12. Er begnügte sich auch nicht damit, sondern sammelte für sich und sein Heer Vorräte, die für zwanzig Tage ausreichten. Denn die Soldaten freuten sich über die Nahrung, die sie mit ihren eigenen Händen gewonnen hatten, und waren besonders empört darüber, dass sie von all den Vorräten, die ihnen kürzlich geschickt worden waren, nichts bekommen konnten, weil Barbatio, als sie in der Nähe seines Lagers vorbeikamen, mit großer Frechheit einen Teil davon an sich gerissen und den Rest auf einen Haufen gesammelt und verbrannt hatte.
Ob er aus eigener Eitelkeit und wahnsinniger Torheit so
handelte, oder ob wirklich andere die Urheber dieser Bosheit waren, die sich
auf den Befehl des Kaisers selbst verließen, ist nie bekannt geworden.
13. Was jedoch die Berichte anbelangt, so hieß es
gemeinhin, Julianus sei nicht deshalb zum Caesar gewählt worden, um die Not der
Gallier zu lindern, sondern um selbst durch die schrecklichen Kriege, in die er
mit Sicherheit verwickelt werden würde, vernichtet zu werden; denn er war
damals, wie man annahm, im Krieg unerfahren und konnte nicht einmal den Klang
der Waffen ertragen.
14. Während die Arbeiten am Lager immer weiter zunahmen und ein Teil des Heeres auf die Stationen in den Landbezirken verteilt wurde, beschäftigte sich Julianus in anderen Gegenden mit der Beschaffung von Vorräten, wobei er aus Furcht vor Hinterhalten mit großer Vorsicht vorging.
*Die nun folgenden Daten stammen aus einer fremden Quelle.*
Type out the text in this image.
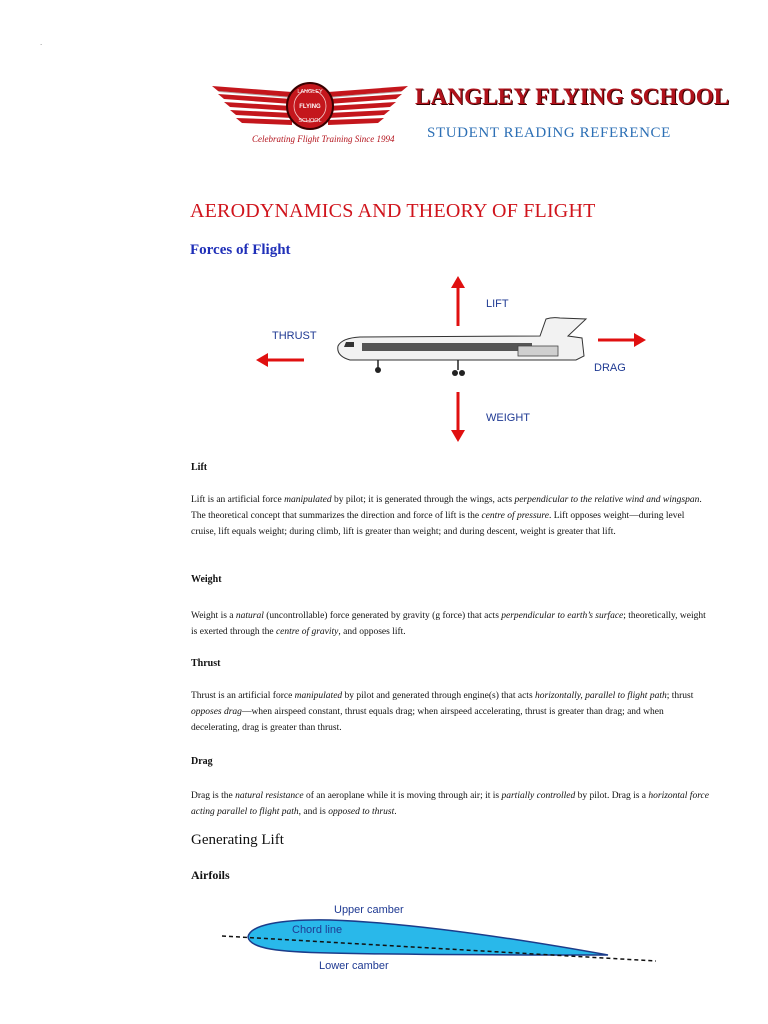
.
LANGLEY
FLYING
SCHOOL
LANGLEY FLYING SCHOOL
STUDENT READING REFERENCE
Celebrating Flight Training Since 1994
AERODYNAMICS AND THEORY OF FLIGHT
Forces of Flight
LIFT
THRUST
DRAG
WEIGHT
Lift
Lift is an artificial force manipulated by pilot; it is generated through the wings, acts perpendicular to the relative wind and wingspan. The theoretical concept that summarizes the direction and force of lift is the centre of pressure. Lift opposes weight—during level cruise, lift equals weight; during climb, lift is greater than weight; and during descent, weight is greater that lift.
Weight
Weight is a natural (uncontrollable) force generated by gravity (g force) that acts perpendicular to earth’s surface; theoretically, weight is exerted through the centre of gravity, and opposes lift.
Thrust
Thrust is an artificial force manipulated by pilot and generated through engine(s) that acts horizontally, parallel to flight path; thrust opposes drag—when airspeed constant, thrust equals drag; when airspeed accelerating, thrust is greater than drag; and when decelerating, drag is greater than thrust.
Drag
Drag is the natural resistance of an aeroplane while it is moving through air; it is partially controlled by pilot. Drag is a horizontal force acting parallel to flight path, and is opposed to thrust.
Generating Lift
Airfoils
Upper camber
Chord line
Lower camber
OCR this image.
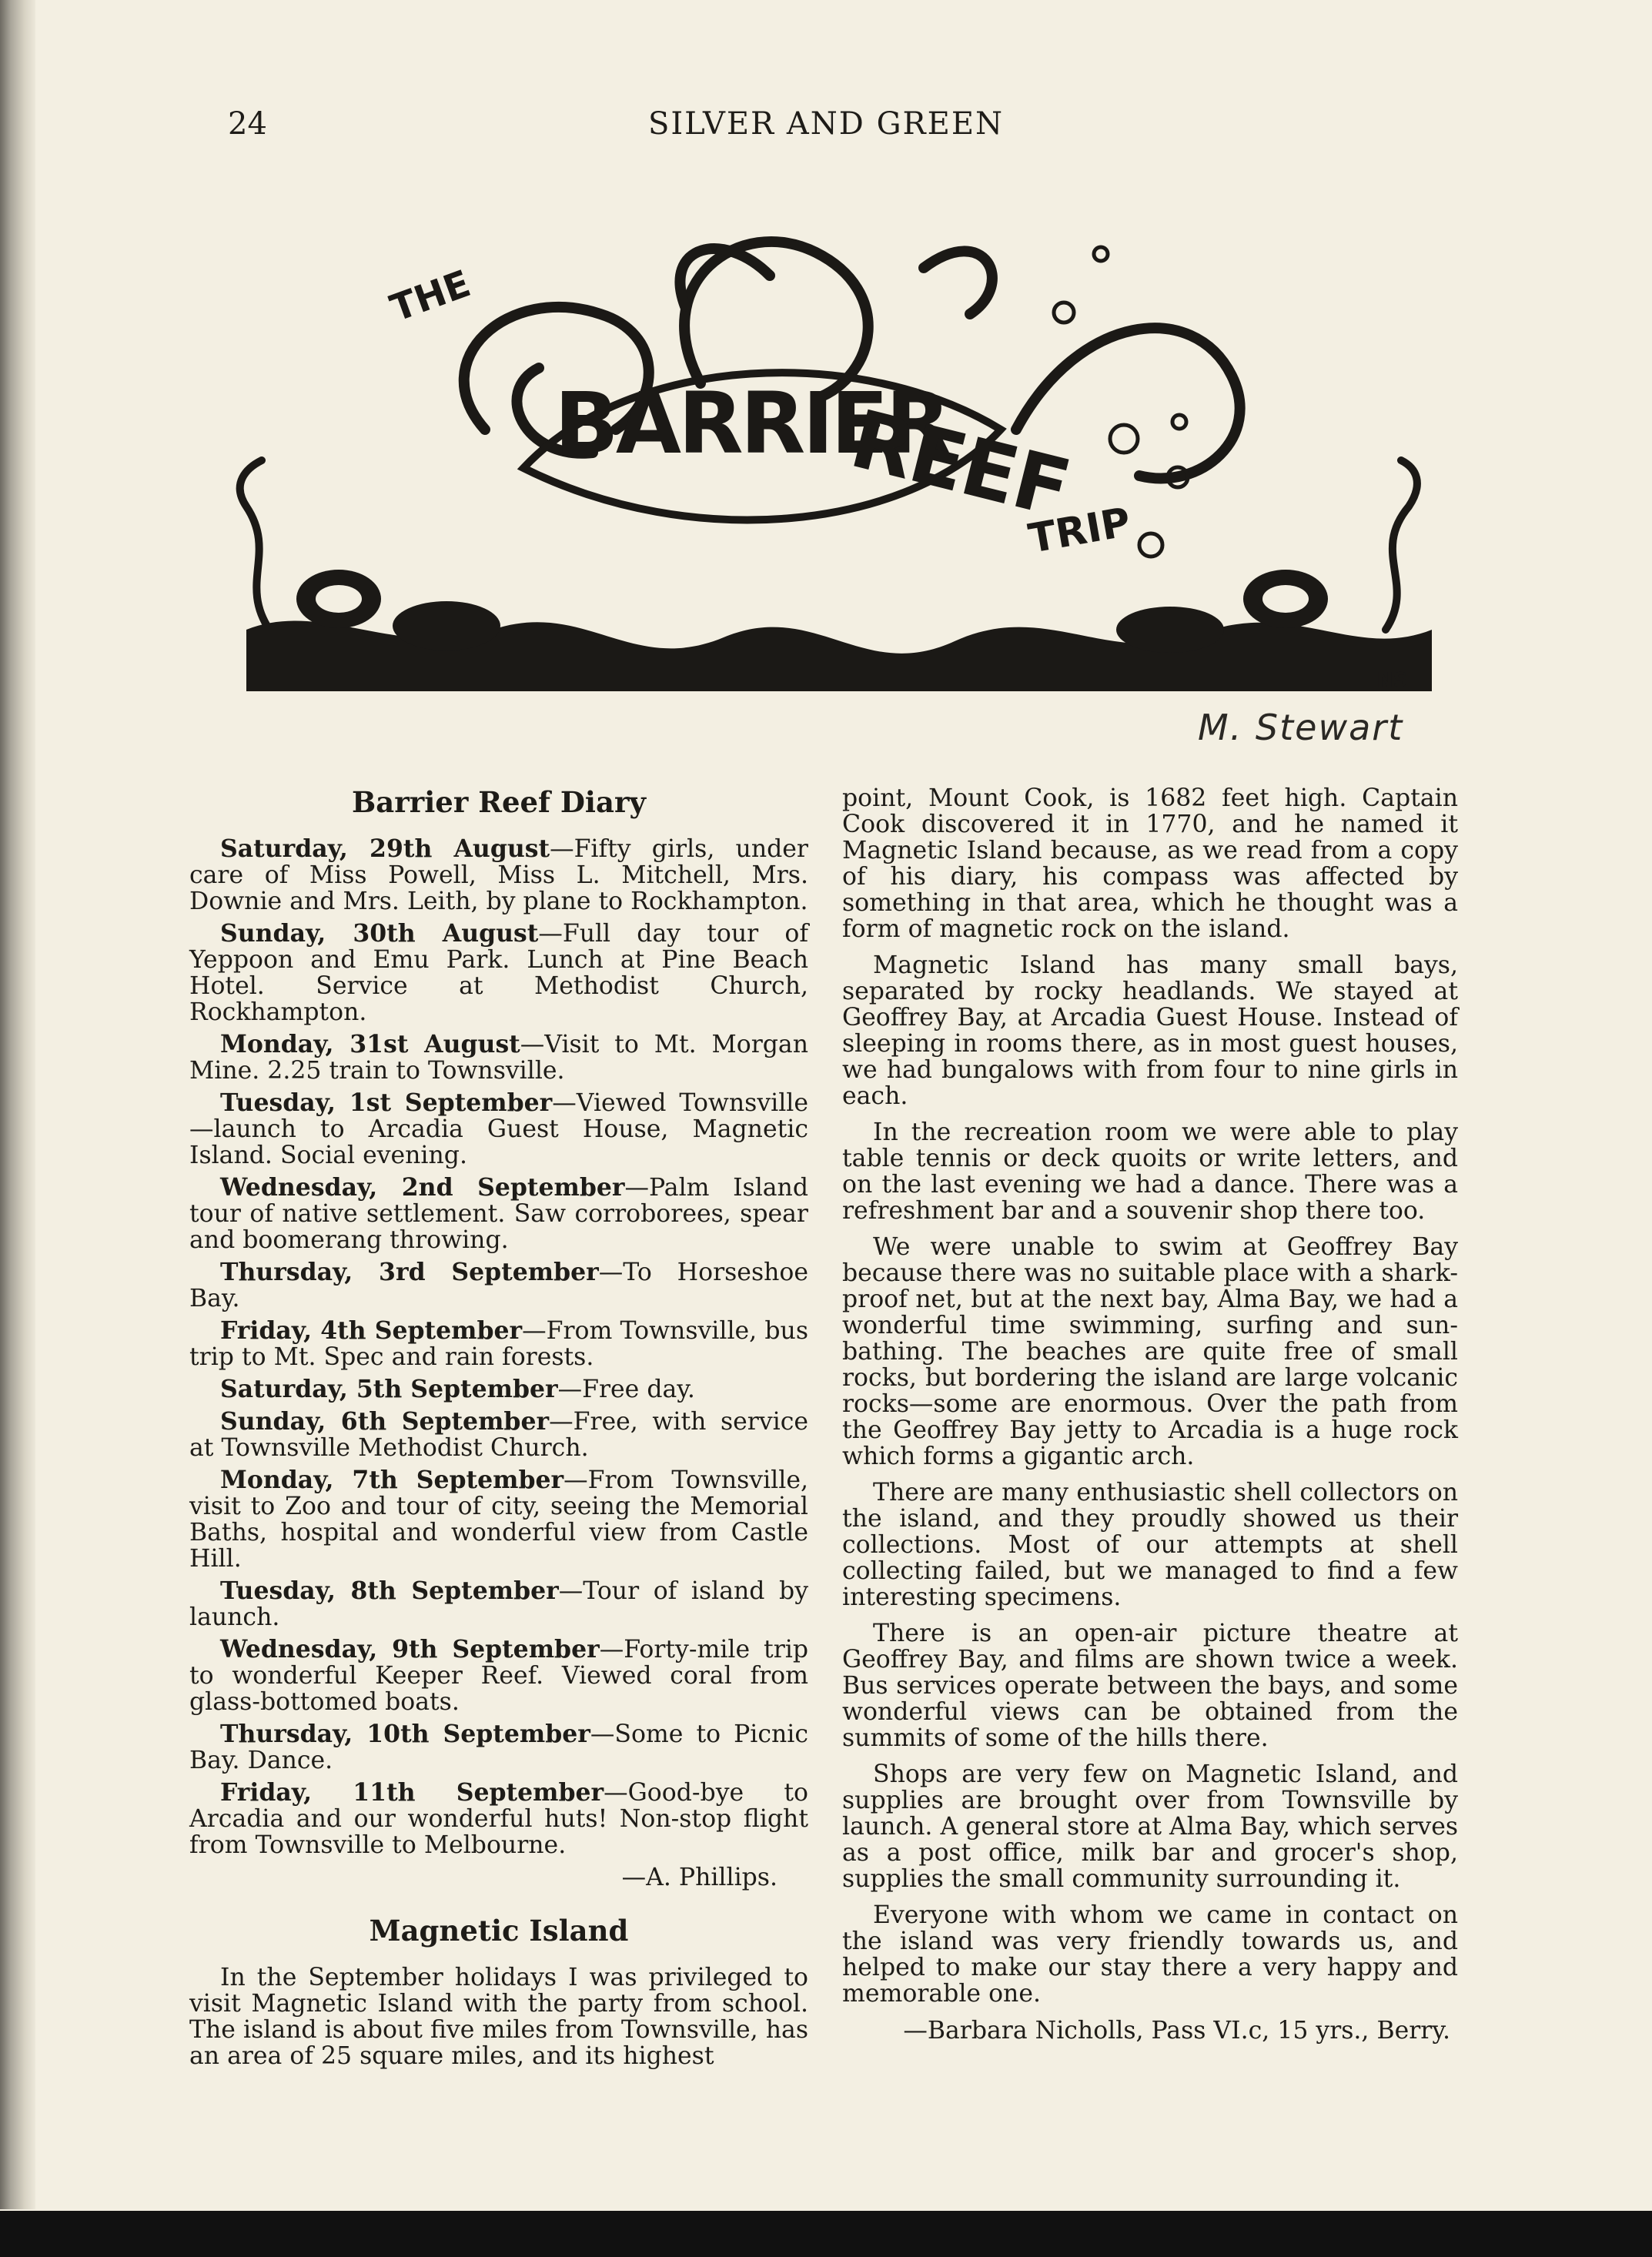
24	SILVER AND GREEN
THE
BARRIER
REEF
TRIP
NS
M. Stewart
Barrier Reef Diary

Saturday, 29th August—Fifty girls, under care of Miss Powell, Miss L. Mitchell, Mrs. Downie and Mrs. Leith, by plane to Rockhampton.

Sunday, 30th August—Full day tour of Yeppoon and Emu Park. Lunch at Pine Beach Hotel. Service at Methodist Church, Rockhampton.

Monday, 31st August—Visit to Mt. Morgan Mine. 2.25 train to Townsville.

Tuesday, 1st September—Viewed Townsville—launch to Arcadia Guest House, Magnetic Island. Social evening.

Wednesday, 2nd September—Palm Island tour of native settlement. Saw corroborees, spear and boomerang throwing.

Thursday, 3rd September—To Horseshoe Bay.

Friday, 4th September—From Townsville, bus trip to Mt. Spec and rain forests.

Saturday, 5th September—Free day.

Sunday, 6th September—Free, with service at Townsville Methodist Church.

Monday, 7th September—From Townsville, visit to Zoo and tour of city, seeing the Memorial Baths, hospital and wonderful view from Castle Hill.

Tuesday, 8th September—Tour of island by launch.

Wednesday, 9th September—Forty-mile trip to wonderful Keeper Reef. Viewed coral from glass-bottomed boats.

Thursday, 10th September—Some to Picnic Bay. Dance.

Friday, 11th September—Good-bye to Arcadia and our wonderful huts! Non-stop flight from Townsville to Melbourne.

—A. Phillips.

Magnetic Island

In the September holidays I was privileged to visit Magnetic Island with the party from school. The island is about five miles from Townsville, has an area of 25 square miles, and its highest

point, Mount Cook, is 1682 feet high. Captain Cook discovered it in 1770, and he named it Magnetic Island because, as we read from a copy of his diary, his compass was affected by something in that area, which he thought was a form of magnetic rock on the island.

Magnetic Island has many small bays, separated by rocky headlands. We stayed at Geoffrey Bay, at Arcadia Guest House. Instead of sleeping in rooms there, as in most guest houses, we had bungalows with from four to nine girls in each.

In the recreation room we were able to play table tennis or deck quoits or write letters, and on the last evening we had a dance. There was a refreshment bar and a souvenir shop there too.

We were unable to swim at Geoffrey Bay because there was no suitable place with a shark-proof net, but at the next bay, Alma Bay, we had a wonderful time swimming, surfing and sun-bathing. The beaches are quite free of small rocks, but bordering the island are large volcanic rocks—some are enormous. Over the path from the Geoffrey Bay jetty to Arcadia is a huge rock which forms a gigantic arch.

There are many enthusiastic shell collectors on the island, and they proudly showed us their collections. Most of our attempts at shell collecting failed, but we managed to find a few interesting specimens.

There is an open-air picture theatre at Geoffrey Bay, and films are shown twice a week. Bus services operate between the bays, and some wonderful views can be obtained from the summits of some of the hills there.

Shops are very few on Magnetic Island, and supplies are brought over from Townsville by launch. A general store at Alma Bay, which serves as a post office, milk bar and grocer's shop, supplies the small community surrounding it.

Everyone with whom we came in contact on the island was very friendly towards us, and helped to make our stay there a very happy and memorable one.

—Barbara Nicholls, Pass VI.c, 15 yrs., Berry.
In der Zwischenzeit stürzte sich ein großes Heer der Barbaren, das durch die Schnelligkeit seiner Bewegungen alle Meldungen über seine Annäherung übertraf, mit einem plötzlichen Angriff auf Barbatio und das Heer, das er (wie ich bereits erwähnt habe) unter seinem Befehl hatte und das nur durch einen Wall vom gallischen Heer des Severus getrennt war.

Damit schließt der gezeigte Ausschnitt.